As I keep mentioning, I don’t think Mark was at all interested in doing a fact-packed biography of Jesus, but instead setting up an outline of how Mark’s Community was to follow Jesus in ministering to this broken world. It is a human temptation to want to be seen as the all-sufficient hero of our own story. We want to swagger while flexing our muscles and endurance in our adventure of derring-do. I think of the old Andy Griffith Show where Andy played the folksy and kindly Andy Taylor, Sheriff of a small Southern town, and most of us would like to have that part of the one who could do it all by himself - raise a son all by himself, being the one competent figure who holds it all together. In my dreams I would like that part, but all too often I find myself cast as the Don Knotts Barney Fife character, who talks big and tries to do it all by himself and becomes overwhelmed because he needs a power greater than himself. Life is a comedy in so many ways, and we need to go to a lonely place often to be with God so it does not turn into a tragedy.

We are about to come up to Lent in ten days where we like to cast ourselves as the hero in our faith journey. What I will urge you to do is to become weak and rely on the power of One who offers kindness to us each day.

Going To a Lonely Place
“How are you able to do all this?” they asked
him while smiling a bit longer than necessary,
while he had visions of fleeing to a high aerie
looking for an opening to get out of there fast.

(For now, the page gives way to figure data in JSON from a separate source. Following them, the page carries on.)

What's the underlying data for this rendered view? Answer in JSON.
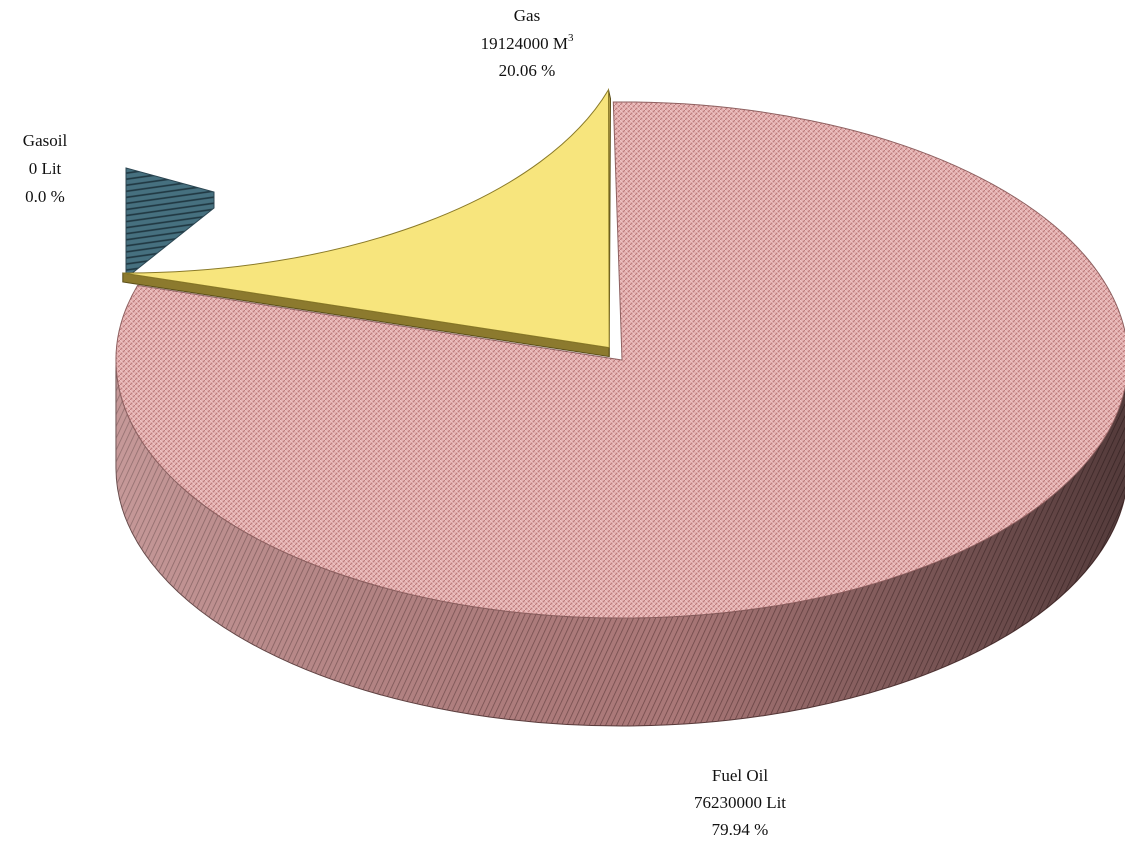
{
  "chart_data": {
    "type": "pie",
    "style": "3d-exploded",
    "legend": "none",
    "slices": [
      {
        "name": "Gas",
        "amount": "19124000",
        "unit": "M",
        "unit_superscript": "3",
        "percent_label": "20.06 %",
        "value": 20.06,
        "color": "#f5e37a"
      },
      {
        "name": "Gasoil",
        "amount": "0",
        "unit": "Lit",
        "percent_label": "0.0 %",
        "value": 0.0,
        "color": "#3f6170"
      },
      {
        "name": "Fuel Oil",
        "amount": "76230000",
        "unit": "Lit",
        "percent_label": "79.94 %",
        "value": 79.94,
        "color": "#e2a9a9"
      }
    ]
  }
}
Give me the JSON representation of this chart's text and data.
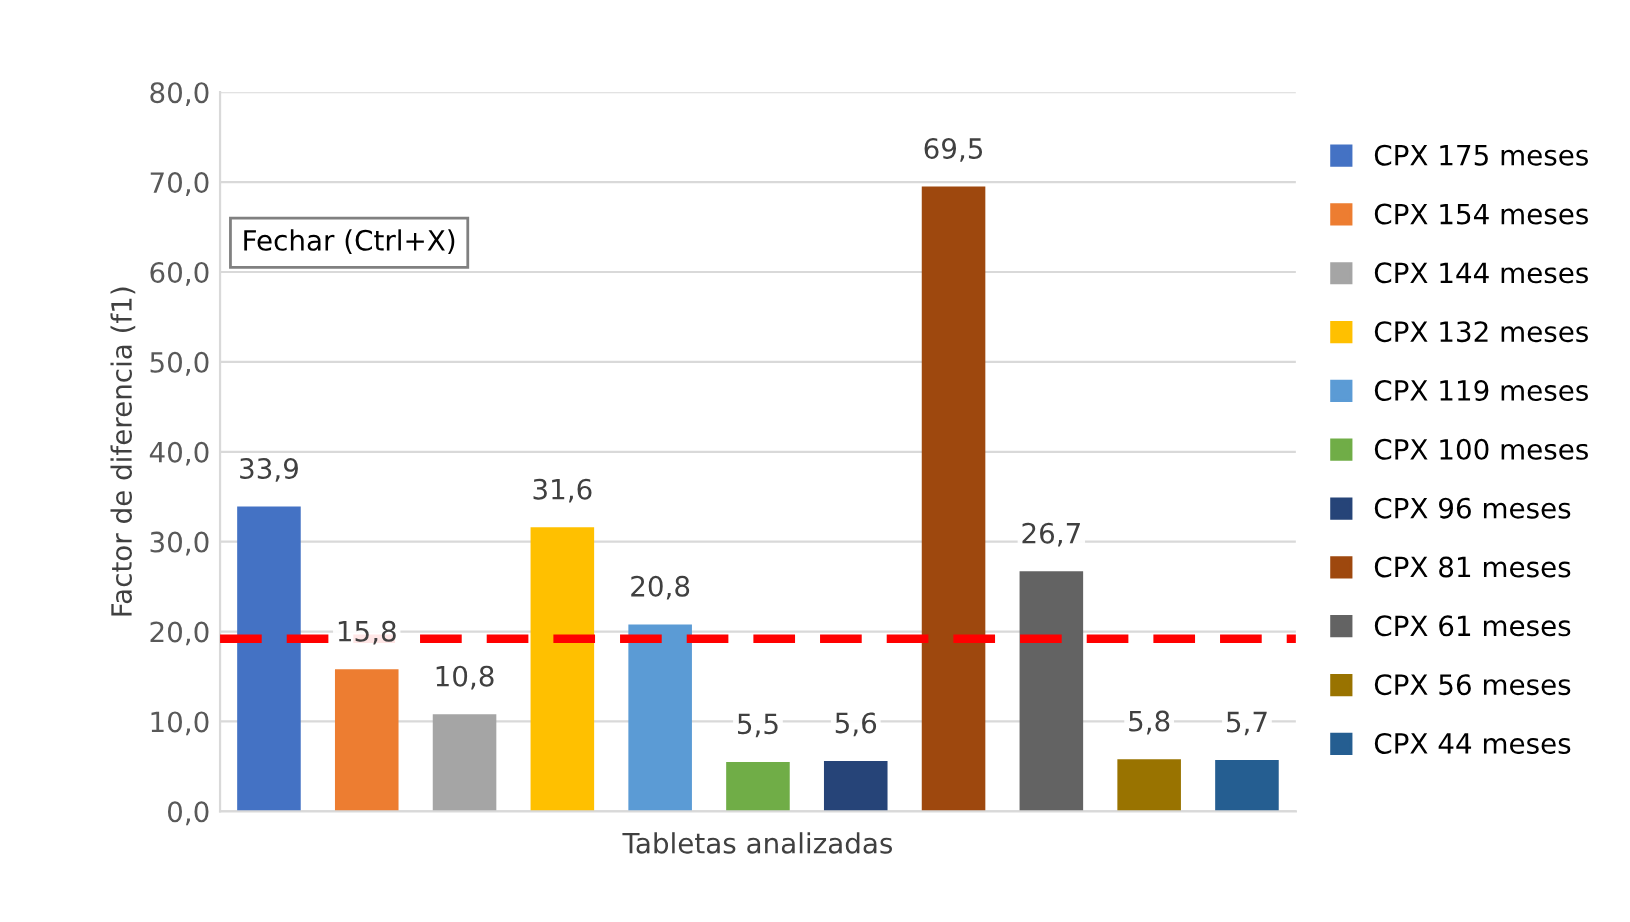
{
  "chart_data": {
    "type": "bar",
    "categories": [
      null
    ],
    "xlabel": "Tabletas analizadas",
    "ylabel": "Factor de diferencia (f1)",
    "ylim": [
      0,
      80
    ],
    "yticks": [
      {
        "value": 0,
        "label": "0,0"
      },
      {
        "value": 10,
        "label": "10,0"
      },
      {
        "value": 20,
        "label": "20,0"
      },
      {
        "value": 30,
        "label": "30,0"
      },
      {
        "value": 40,
        "label": "40,0"
      },
      {
        "value": 50,
        "label": "50,0"
      },
      {
        "value": 60,
        "label": "60,0"
      },
      {
        "value": 70,
        "label": "70,0"
      },
      {
        "value": 80,
        "label": "80,0"
      }
    ],
    "grid": "y",
    "legend": "right",
    "ref_lines": [
      {
        "axis": "y",
        "value": 19.2,
        "label": null,
        "color": "#ff0000",
        "line_style": "dashed"
      }
    ],
    "annotations": [
      "Fechar (Ctrl+X)"
    ],
    "series": [
      {
        "name": "CPX 175 meses",
        "color": "#4472c4",
        "values": [
          33.9
        ],
        "value_labels": [
          "33,9"
        ]
      },
      {
        "name": "CPX 154 meses",
        "color": "#ed7d31",
        "values": [
          15.8
        ],
        "value_labels": [
          "15,8"
        ]
      },
      {
        "name": "CPX 144 meses",
        "color": "#a5a5a5",
        "values": [
          10.8
        ],
        "value_labels": [
          "10,8"
        ]
      },
      {
        "name": "CPX 132 meses",
        "color": "#ffc000",
        "values": [
          31.6
        ],
        "value_labels": [
          "31,6"
        ]
      },
      {
        "name": "CPX 119 meses",
        "color": "#5b9bd5",
        "values": [
          20.8
        ],
        "value_labels": [
          "20,8"
        ]
      },
      {
        "name": "CPX 100 meses",
        "color": "#70ad47",
        "values": [
          5.5
        ],
        "value_labels": [
          "5,5"
        ]
      },
      {
        "name": "CPX 96 meses",
        "color": "#264478",
        "values": [
          5.6
        ],
        "value_labels": [
          "5,6"
        ]
      },
      {
        "name": "CPX 81 meses",
        "color": "#9e480e",
        "values": [
          69.5
        ],
        "value_labels": [
          "69,5"
        ]
      },
      {
        "name": "CPX 61 meses",
        "color": "#636363",
        "values": [
          26.7
        ],
        "value_labels": [
          "26,7"
        ]
      },
      {
        "name": "CPX 56 meses",
        "color": "#997300",
        "values": [
          5.8
        ],
        "value_labels": [
          "5,8"
        ]
      },
      {
        "name": "CPX 44 meses",
        "color": "#255e91",
        "values": [
          5.7
        ],
        "value_labels": [
          "5,7"
        ]
      }
    ]
  }
}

He had come to end of his own great strength
starting to entering in to doing things by rote
by giving lip service followed by a right quote
wondering if they'd tell a difference at length.
He shook off the grasping hands holding him
as he made way to escape door to quiet place
where he could enter into silence of God face
to face not having say words or sing a hymn.
“Let divine breath rush over me,” he sighed
letting a Holy Strength wash in as new tide.